Lawyer ‘shocked’ by Reiser’s campaign contribution 

Nina Reiser’s divorce lawyer testified Tuesday that she was "very shocked" when she recently learned that at the same time that Hans Reiser said he didn’t have enough money to pay child support he donated $2,000 to Alameda County Supervisor Gail Steele.

In her second day on the witness stand in Hans Reiser’s trial on charges that he murdered Nina Reiser, who disappeared Sept. 3, 2006, Shelley Gordon, who represented Nina in the couple’s bitter divorce proceedings, said, "I would like to have known" about his contribution to Steele because it would have shown he had the ability to make payments to Nina and the couple’s two children.

According to prosecutor Paul Hora, Hans Reiser donated the money in May 2006. Gordon testified that in that same time period, Nina Reiser filed a contempt of court motion against him for failing to pay more than $50,000 in child support.

Hora told jurors in his opening statement three weeks ago that Hans Reiser contributed money to Steele and repeatedly contacted her because he wanted to change Alameda County’s family law system, as he was upset about losing primary custody of the couple’s children.

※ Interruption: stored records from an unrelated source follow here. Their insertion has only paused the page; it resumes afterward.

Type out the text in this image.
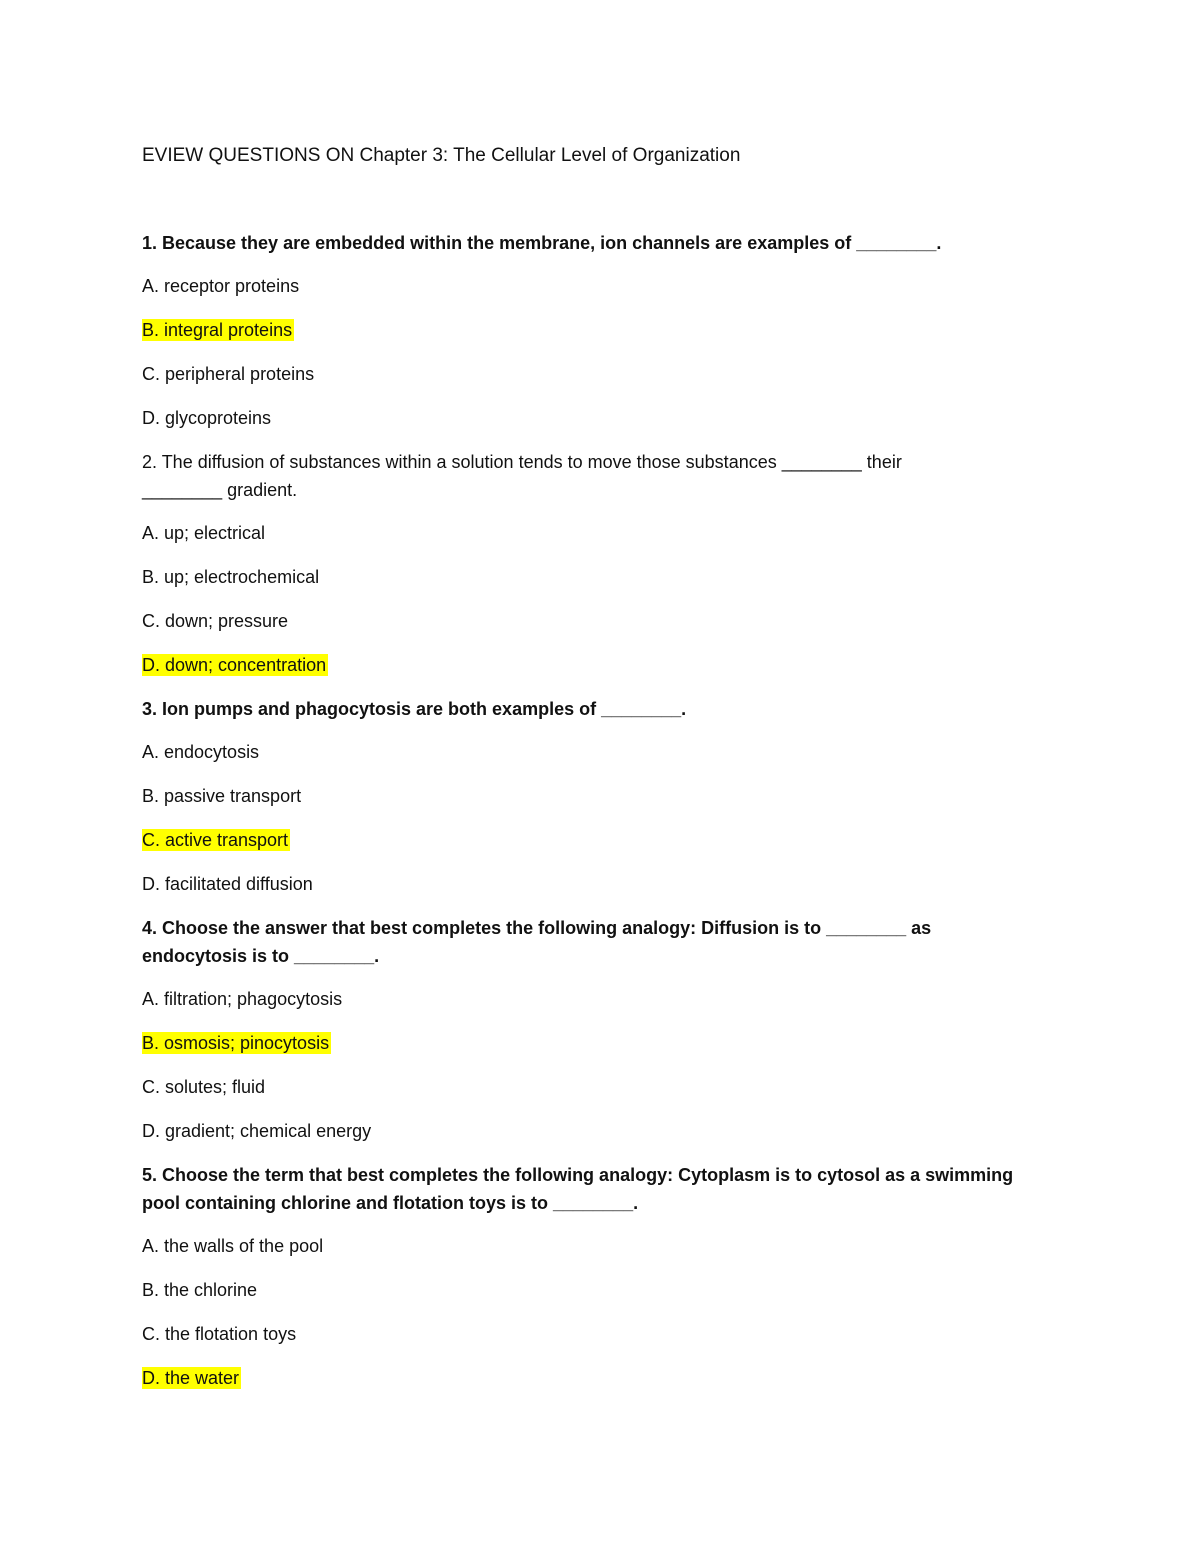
EVIEW QUESTIONS ON Chapter 3: The Cellular Level of Organization
1. Because they are embedded within the membrane, ion channels are examples of ________.
A. receptor proteins
B. integral proteins
C. peripheral proteins
D. glycoproteins
2. The diffusion of substances within a solution tends to move those substances ________ their ________ gradient.
A. up; electrical
B. up; electrochemical
C. down; pressure
D. down; concentration
3. Ion pumps and phagocytosis are both examples of ________.
A. endocytosis
B. passive transport
C. active transport
D. facilitated diffusion
4. Choose the answer that best completes the following analogy: Diffusion is to ________ as endocytosis is to ________.
A. filtration; phagocytosis
B. osmosis; pinocytosis
C. solutes; fluid
D. gradient; chemical energy
5. Choose the term that best completes the following analogy: Cytoplasm is to cytosol as a swimming pool containing chlorine and flotation toys is to ________.
A. the walls of the pool
B. the chlorine
C. the flotation toys
D. the water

Steele was expected to testify later.

Nina Reiser, 31, was last seen alive after she dropped off the couple’s children at Hans Reiser’s home in the Oakland hills. Nina Reiser’s body has never been found despite extensive searches in the Oakland hills and elsewhere.

Hans Reiser, a 43-year-old computer engineer who founded his own company, claims he’s innocent and didn’t kill her, even though she separated from him in 2004 and they were undergoing bitter divorce proceedings and fighting over custody of their children.

Nina Reiser was awarded both legal and physical custody of the children, but Hans Reiser was allowed to have them one weeknight a week and every other weekend.

Hans Reiser’s attorney, William DuBois, has said that he thinks Nina Reiser might still be alive and could be in hiding in Russia, where she was born and where she was trained as a physician. Alternatively, DuBois has said that Nina might have been killed by Russian spies or mobsters.

Alameda County Superior Court Judge Larry Goodman warned DuBois today about his confrontational method of cross-examining Gordon. Goodman told DuBois that he should question Gordon "in a more respectful manner."

The judge’s warning came after Gordon said she doesn’t know much about probate law, as that’s not her area of expertise, and DuBois responded, "We’re noticing."

DuBois also repeatedly said to Gordon, "Thank you for sharing that" when she gave answers that he didn’t like.